HCB News: A short time before former President Barack Obama left office, he announced the cancer moonshot. Did any pieces start falling into place regarding that?
We were part of it and had the honor of being with [former Vice President Joe] Biden when the announcement of the moonshot was made, and HFCI and HFHS were recognized as a major partner in the initiative. The announcement absolutely made a difference because it created the catalyst for institutions to work together to an extent and level that has never been seen before. The next frontier will be won by everyone collaborating and by sharing information, which will allow for expeditious identification of novel ways to treat patients with current and future therapies for cancer and diseases beyond cancer. Because of that, there’s never been a more hopeful time in our fight against cancer.
HCB News: It looks unlikely at the moment, but if the ACA was repealed or effectively allowed to fail, what impact, if any, would it have on HFCI and would it impact the new pavilion?
There are aspects of the ACA that are beneficial and some that are problematic. I think both sides would agree that there’s room for improvement.
Prior to the ACA coming out, there were different mechanisms for support [of] uninsured and underinsured patient populations and the hospitals where those patients sought care. For Henry Ford Health System, and given our significant presence in Detroit, we are challenged to manage different levels in the care for patients of all types. We’ve sought to develop a framework of operational and financial evaluation that allows the cancer institute and all future system service lines/institutes to be nimble enough to react to changing market and federal reimbursement regulatory conditions.
For us, the evolution of health care payment reform is part of a broader horizon of change in health care we have to deal with.
HCB News: What sets the new center apart from others?

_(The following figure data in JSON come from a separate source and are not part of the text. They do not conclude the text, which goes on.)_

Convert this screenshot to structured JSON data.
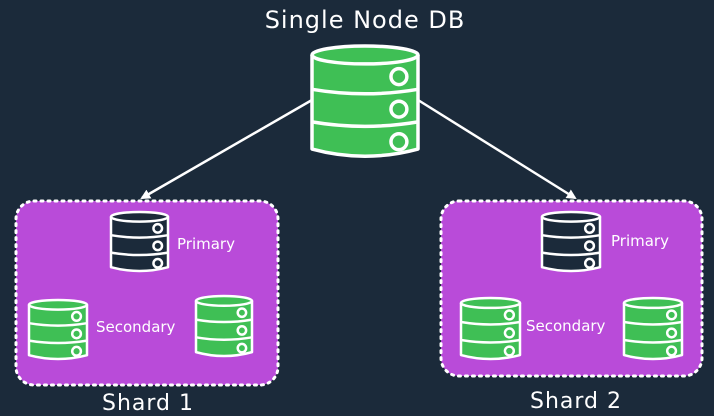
{
  "diagram": {
    "title": "Single Node DB",
    "colors": {
      "background": "#1b2a3a",
      "db_green": "#3fbf55",
      "db_dark": "#1b2a3a",
      "shard_fill": "#b94bd9",
      "stroke": "#ffffff"
    },
    "source_node": {
      "label": "Single Node DB",
      "icon": "database-icon",
      "color": "green"
    },
    "shards": [
      {
        "label": "Shard 1",
        "primary": {
          "label": "Primary",
          "icon": "database-icon",
          "color": "dark"
        },
        "secondary": {
          "label": "Secondary",
          "count": 2,
          "icon": "database-icon",
          "color": "green"
        }
      },
      {
        "label": "Shard 2",
        "primary": {
          "label": "Primary",
          "icon": "database-icon",
          "color": "dark"
        },
        "secondary": {
          "label": "Secondary",
          "count": 2,
          "icon": "database-icon",
          "color": "green"
        }
      }
    ],
    "edges": [
      {
        "from": "Single Node DB",
        "to": "Shard 1"
      },
      {
        "from": "Single Node DB",
        "to": "Shard 2"
      }
    ]
  }
}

The patient experience will be elevated. In addition to all the highly specialized services being co-located in one convenient location for patients, we are seeking to take advantage of advancement in modern technology. There will be Bluetooth-enabled wayfinding, concierges will be waiting upon a patient’s arrival, scheduling will be simplified and communication back to the patient and their caregivers will be enhanced in clinically appropriate ways. Additionally, educational videos will be provided at key points in time for support and reinforcement that the treatment journey they are on is based upon internationally derived, best-in-class standards of care. With this, patients can walk in and breathe a sigh of relief that HFCI staff and volunteers are there to make their experience seamless and with an aim on reducing stress so patients can focus on healing and fighting their battle with cancer.
HCB News: Can you give us any details on what a successful first few years of the new cancer pavilion would be?

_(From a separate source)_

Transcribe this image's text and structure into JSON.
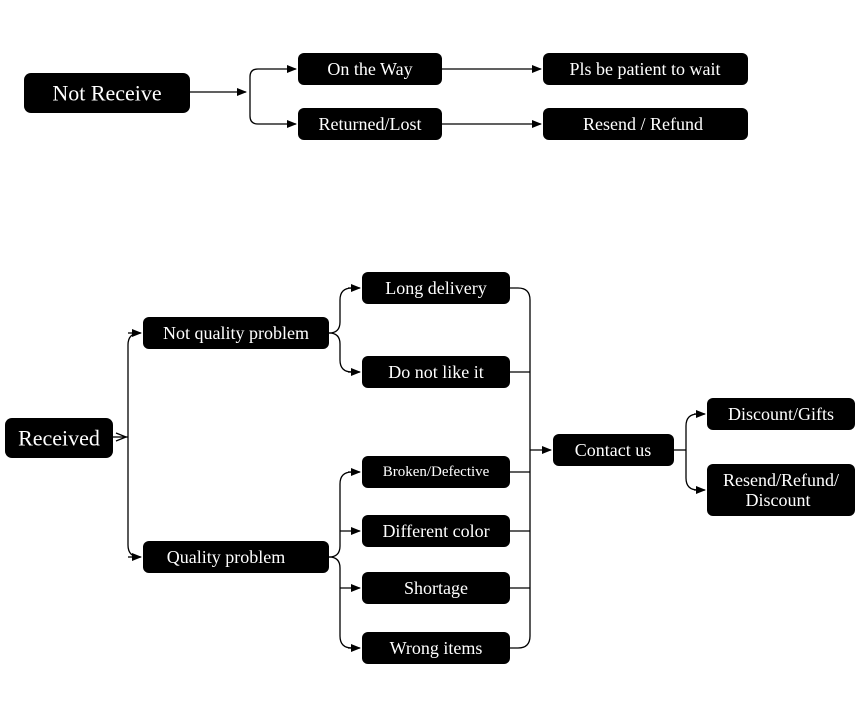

We’ve built into the design of the building the capability to build vertically another three stories. If we have done our job as an institute correctly, spreading the word across the country that our cancer care offering is a preeminent enterprise, then even before we open the doors in early 2020, we will have invested in building the additional three floors or 75,000 square feet. One of our objectives will have [been] accomplished before the ribbon is cut. This will prove we are making a huge impact on cancer care for cancer patients of Michigan and the U.S.